Hi everyone,
I have a model trained in Pytorch, which has been serialized and imported in C++ for inference.
Let’s say the NN has n_in inputs and n_out outputs. For every sample, I would like to access the derivative of all the outputs with respect to the inputs. What I am doing is the following:

//define input
torch::Tensor x = torch::rand( {1,n_in} );
x.set_requires_grad(true);
//convert to Ivalue
std::vector<torch::jit::IValue> inputs;
inputs.push_back( x );
//calculate output
torch::Tensor output = model.forward( inputs ).toTensor();
//calculate derivatives of every output j with respect to x
for(unsigned j=0; j<n_out; j++){
output[0][j].backward(); // 0 because is a batch of size 1
torch::Tensor der_j = x.grad()
/*
...
*/
}

The problem is that in this way the gradients are accumulated into x.grad at each call of output[0][j].backward(). Since I am not using an optimizer I cannot call zero_grad() on it. Should I access the gradient of x after each backward call and manually set to zero? Or are there better ways of doing this?

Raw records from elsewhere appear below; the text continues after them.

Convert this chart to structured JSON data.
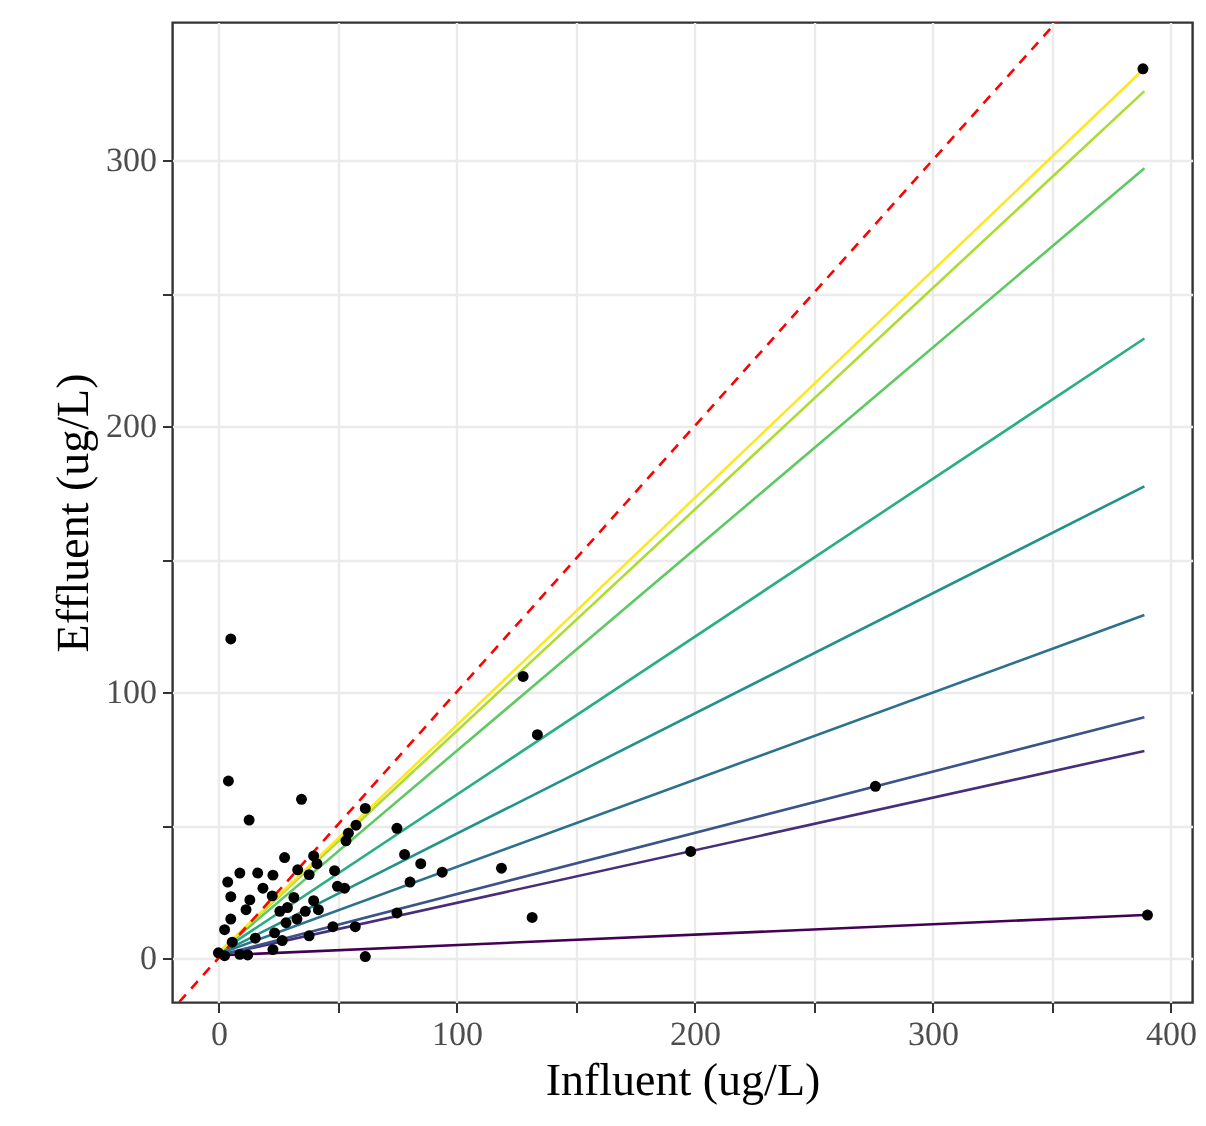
{
  "chart_data": {
    "type": "scatter",
    "xlabel": "Influent (ug/L)",
    "ylabel": "Effluent (ug/L)",
    "xlim": [
      -19.5,
      409
    ],
    "ylim": [
      -16.5,
      352
    ],
    "xticks": [
      0,
      {
        "value": 50,
        "label": null
      },
      100,
      {
        "value": 150,
        "label": null
      },
      200,
      {
        "value": 250,
        "label": null
      },
      300,
      {
        "value": 350,
        "label": null
      },
      400
    ],
    "yticks": [
      0,
      {
        "value": 50,
        "label": null
      },
      100,
      {
        "value": 150,
        "label": null
      },
      200,
      {
        "value": 250,
        "label": null
      },
      300
    ],
    "grid": true,
    "series": [
      {
        "type": "line",
        "color": "#440154",
        "x": [
          0,
          389
        ],
        "values": [
          1,
          16.2
        ]
      },
      {
        "type": "line",
        "color": "#472d7b",
        "x": [
          0,
          389
        ],
        "values": [
          1,
          77.9
        ]
      },
      {
        "type": "line",
        "color": "#3b528b",
        "x": [
          0,
          389
        ],
        "values": [
          1,
          90.6
        ]
      },
      {
        "type": "line",
        "color": "#2c728e",
        "x": [
          0,
          389
        ],
        "values": [
          1.5,
          129
        ]
      },
      {
        "type": "line",
        "color": "#21918c",
        "x": [
          0,
          389
        ],
        "values": [
          1.5,
          177.4
        ]
      },
      {
        "type": "line",
        "color": "#28ae80",
        "x": [
          0,
          389
        ],
        "values": [
          2,
          233
        ]
      },
      {
        "type": "line",
        "color": "#5ec962",
        "x": [
          0,
          389
        ],
        "values": [
          2,
          297
        ]
      },
      {
        "type": "line",
        "color": "#addc30",
        "x": [
          0,
          389
        ],
        "values": [
          2,
          326
        ]
      },
      {
        "type": "line",
        "color": "#fde725",
        "x": [
          0,
          389
        ],
        "values": [
          2,
          334.5
        ]
      },
      {
        "type": "line",
        "color": "#ff0000",
        "line_style": "dashed",
        "x": [
          -16.5,
          352
        ],
        "values": [
          -16.5,
          352
        ]
      },
      {
        "marker": "circle",
        "color": "#000000",
        "x": [
          388.4,
          390.3,
          276,
          198.4,
          128,
          134,
          131.8,
          118.9,
          94,
          85,
          80.5,
          78.2,
          75,
          75,
          61.7,
          61.7,
          57.8,
          54.6,
          53.6,
          57.5,
          53,
          50,
          48.8,
          48.1,
          34.9,
          5.2,
          4.2,
          12.9,
          3.9,
          5.2,
          9,
          16.5,
          27.8,
          22.9,
          33.3,
          40,
          38.1,
          41.4,
          40,
          42,
          38.1,
          33,
          29,
          31.7,
          25.8,
          22.6,
          18.7,
          13.2,
          11.6,
          5.2,
          2.6,
          5.8,
          9,
          2.6,
          0,
          12.3,
          22.9,
          23.6,
          15.5,
          28.4,
          36.5,
          26.8
        ],
        "values": [
          334.4,
          16.2,
          64.6,
          40.1,
          105.9,
          84,
          15.3,
          33.8,
          32.3,
          35.5,
          28.6,
          39,
          48.8,
          17,
          0.6,
          56.3,
          50,
          47,
          44.1,
          11.8,
          26.3,
          27,
          32.9,
          11.8,
          59.7,
          120,
          66.6,
          51.9,
          28.6,
          23.1,
          32,
          32,
          37.8,
          31.2,
          33.2,
          38.4,
          31.4,
          35.5,
          21.6,
          18.2,
          8.4,
          14.7,
          19,
          22.8,
          17.6,
          23.4,
          26.3,
          21.9,
          18.2,
          14.7,
          10.7,
          6,
          1.4,
          0.9,
          2,
          1.2,
          3.2,
          9.5,
          7.5,
          13.3,
          17.6,
          6.6
        ]
      }
    ]
  }
}
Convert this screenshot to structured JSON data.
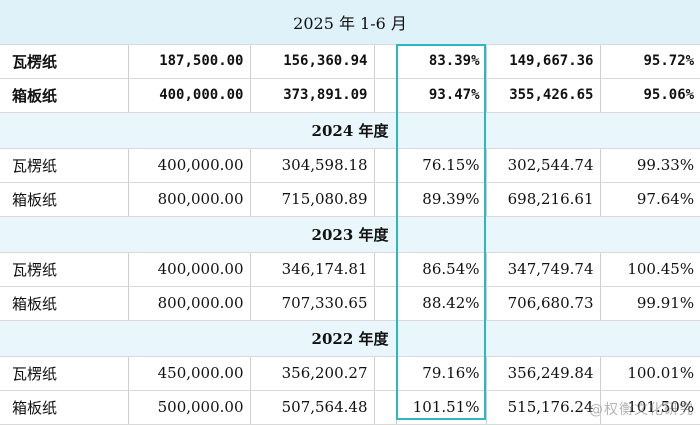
{
  "title": "2025 年 1-6 月",
  "sections": [
    {
      "year_label": null,
      "rows": [
        {
          "product": "瓦楞纸",
          "c1": "187,500.00",
          "c2": "156,360.94",
          "c3": "",
          "c4": "83.39%",
          "c5": "149,667.36",
          "c6": "95.72%"
        },
        {
          "product": "箱板纸",
          "c1": "400,000.00",
          "c2": "373,891.09",
          "c3": "",
          "c4": "93.47%",
          "c5": "355,426.65",
          "c6": "95.06%"
        }
      ]
    },
    {
      "year_label": "2024 年度",
      "rows": [
        {
          "product": "瓦楞纸",
          "c1": "400,000.00",
          "c2": "304,598.18",
          "c3": "",
          "c4": "76.15%",
          "c5": "302,544.74",
          "c6": "99.33%"
        },
        {
          "product": "箱板纸",
          "c1": "800,000.00",
          "c2": "715,080.89",
          "c3": "",
          "c4": "89.39%",
          "c5": "698,216.61",
          "c6": "97.64%"
        }
      ]
    },
    {
      "year_label": "2023 年度",
      "rows": [
        {
          "product": "瓦楞纸",
          "c1": "400,000.00",
          "c2": "346,174.81",
          "c3": "",
          "c4": "86.54%",
          "c5": "347,749.74",
          "c6": "100.45%"
        },
        {
          "product": "箱板纸",
          "c1": "800,000.00",
          "c2": "707,330.65",
          "c3": "",
          "c4": "88.42%",
          "c5": "706,680.73",
          "c6": "99.91%"
        }
      ]
    },
    {
      "year_label": "2022 年度",
      "rows": [
        {
          "product": "瓦楞纸",
          "c1": "450,000.00",
          "c2": "356,200.27",
          "c3": "",
          "c4": "79.16%",
          "c5": "356,249.84",
          "c6": "100.01%"
        },
        {
          "product": "箱板纸",
          "c1": "500,000.00",
          "c2": "507,564.48",
          "c3": "",
          "c4": "101.51%",
          "c5": "515,176.24",
          "c6": "101.50%"
        }
      ]
    }
  ],
  "watermark": "@权衡文化研究",
  "colors": {
    "highlight_border": "#2bb7c4",
    "header_bg": "#dff2fa",
    "year_bg": "#e9f6fc"
  }
}
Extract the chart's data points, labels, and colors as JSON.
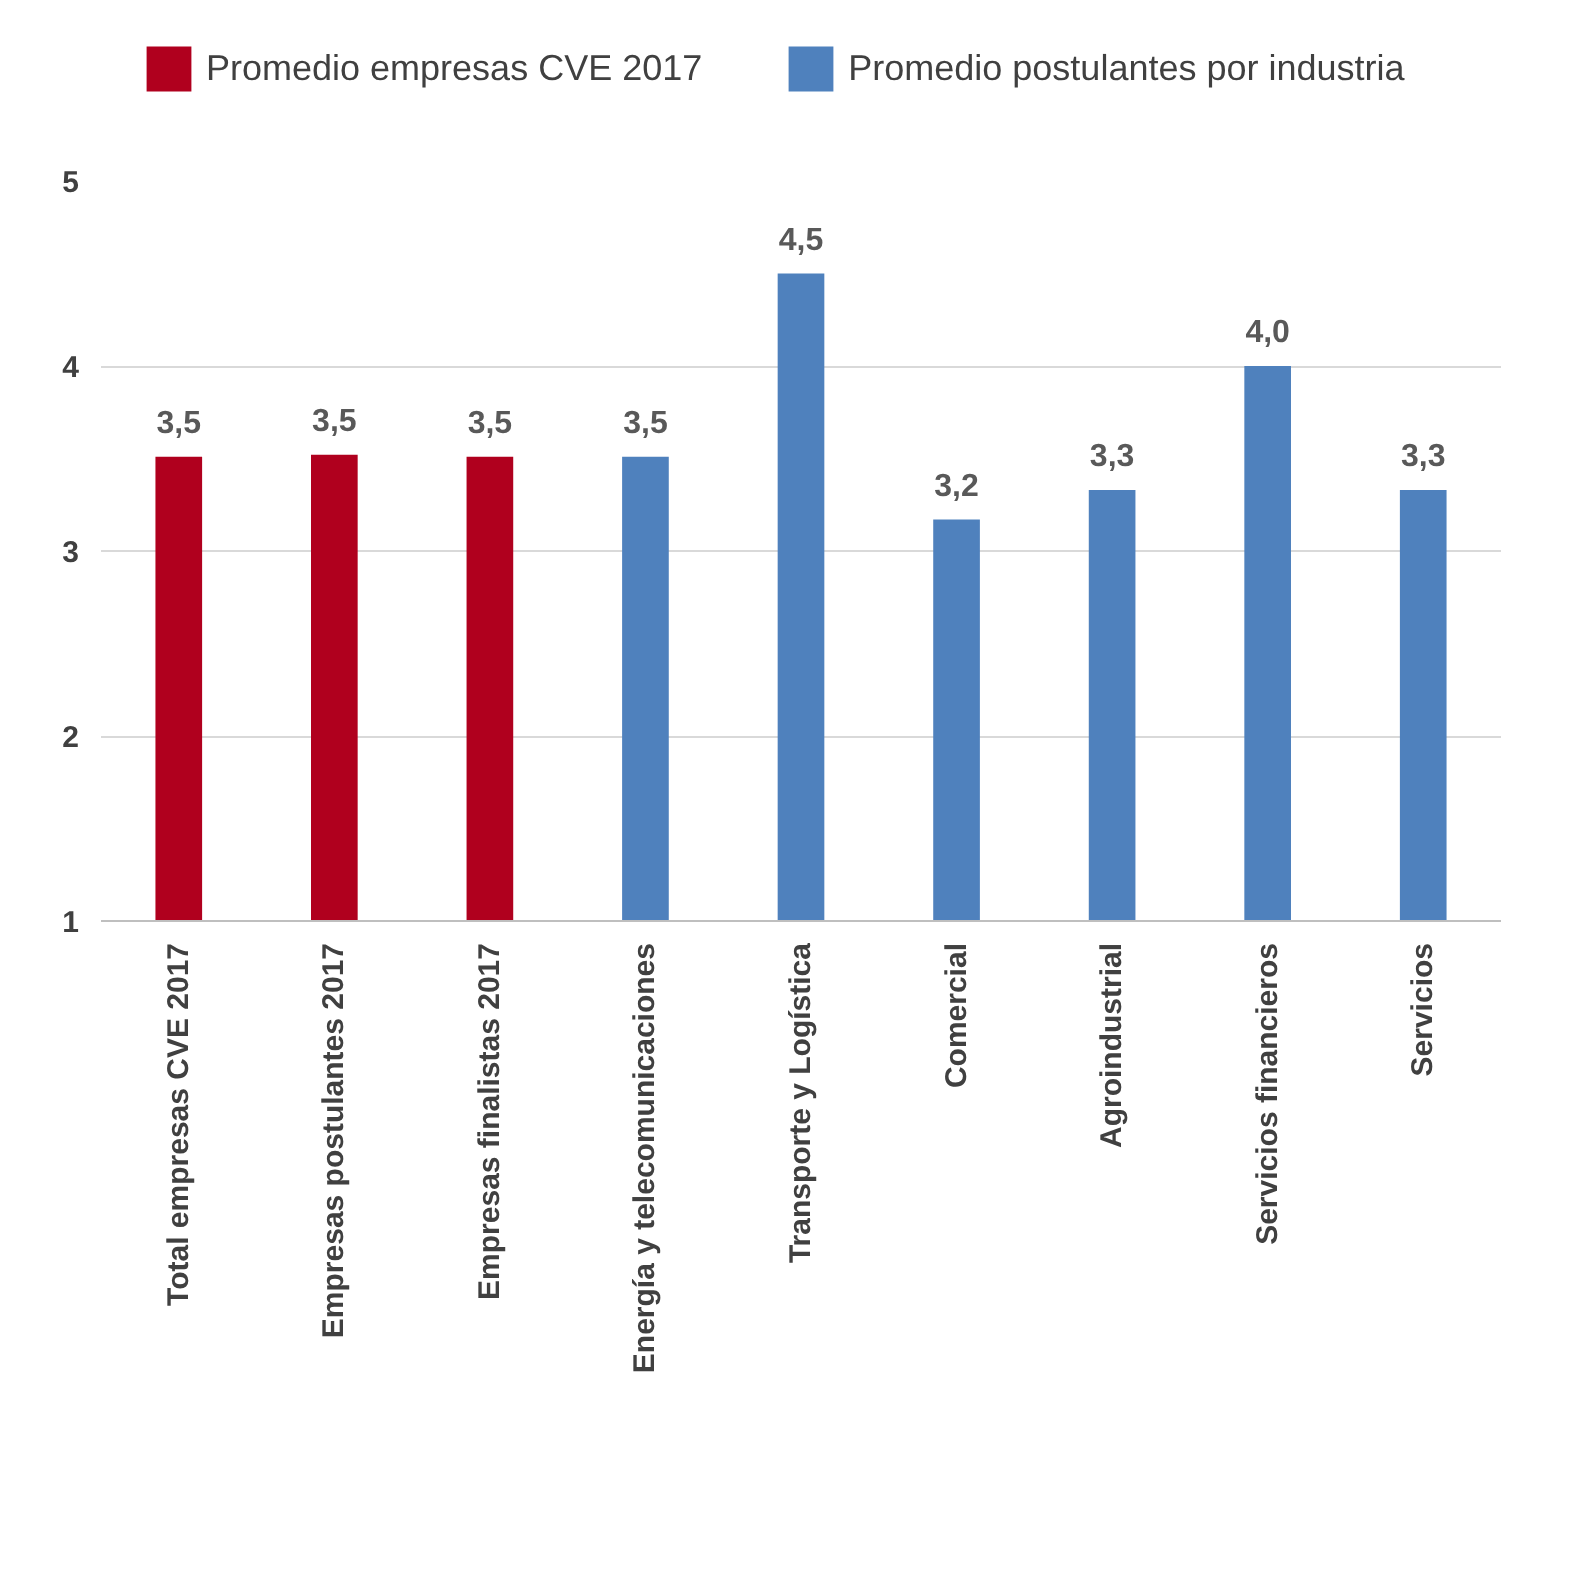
{
  "chart_data": {
    "type": "bar",
    "categories": [
      "Total empresas CVE 2017",
      "Empresas postulantes 2017",
      "Empresas finalistas 2017",
      "Energía y telecomunicaciones",
      "Transporte y Logística",
      "Comercial",
      "Agroindustrial",
      "Servicios financieros",
      "Servicios"
    ],
    "series": [
      {
        "name": "Promedio empresas CVE 2017",
        "color": "#b0001e",
        "values": [
          3.51,
          3.52,
          3.51,
          null,
          null,
          null,
          null,
          null,
          null
        ],
        "value_labels": [
          "3,5",
          "3,5",
          "3,5",
          null,
          null,
          null,
          null,
          null,
          null
        ]
      },
      {
        "name": "Promedio postulantes por industria",
        "color": "#4f81bd",
        "values": [
          null,
          null,
          null,
          3.51,
          4.5,
          3.17,
          3.33,
          4.0,
          3.33
        ],
        "value_labels": [
          null,
          null,
          null,
          "3,5",
          "4,5",
          "3,2",
          "3,3",
          "4,0",
          "3,3"
        ]
      }
    ],
    "ylim": [
      1,
      5
    ],
    "yticks": [
      1,
      2,
      3,
      4,
      5
    ],
    "grid": "y",
    "legend": "top left"
  }
}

I was wondering since the C++ API is pretty close to the python one.
Could you try to use the autograd.grad function as described here?

The gradient will be accumulated in the input_vector instead of in your case x.
The input_vector is usually set to “ones” with the shape of the output_vector.

Another option I figured out is by following the C++ documentation, where is described how Autograd works. However, the example reported there is not working since the variable c is not a scalar:

#include <torch/csrc/autograd/variable.h>
#include <torch/csrc/autograd/function.h>
torch::Tensor a = torch::ones({2, 2}, torch::requires_grad());
torch::Tensor b = torch::randn({2, 2});
auto c = a + b;
c.backward(); // a.grad() will now hold the gradient of c w.r.t. a.

In order to make this work, one has to call the backward function on each component,e.g.:

c[0][0].backward()

and then reset the gradients to obtain with a subsequent backward call the gradients w.r.t. a different output component:

a.grad().zero_();

I think the documentation should be updated to deal with the fact that backward on a non-scalar variable is not allowed anymore in LibTorch, since version 1.3 I think, as it was already in the Python version.

I’m glad you figured it out by yourself @lui.bonati.
So backward default settings is for a single value tensor.

c.backward() == c.backward(torch.ones(1))

If you want to apply it to a vector you might want to pass a parameter in your backward function.
Let’s say x is a tensor correctly setup and with the data you want to use.

ones = torch.ones_like(x) # create a tensor full of one with the shape of x
x.backward(ones)

The ones vector is actually the variable w.r.t you differentiate. So it can be anything else than this.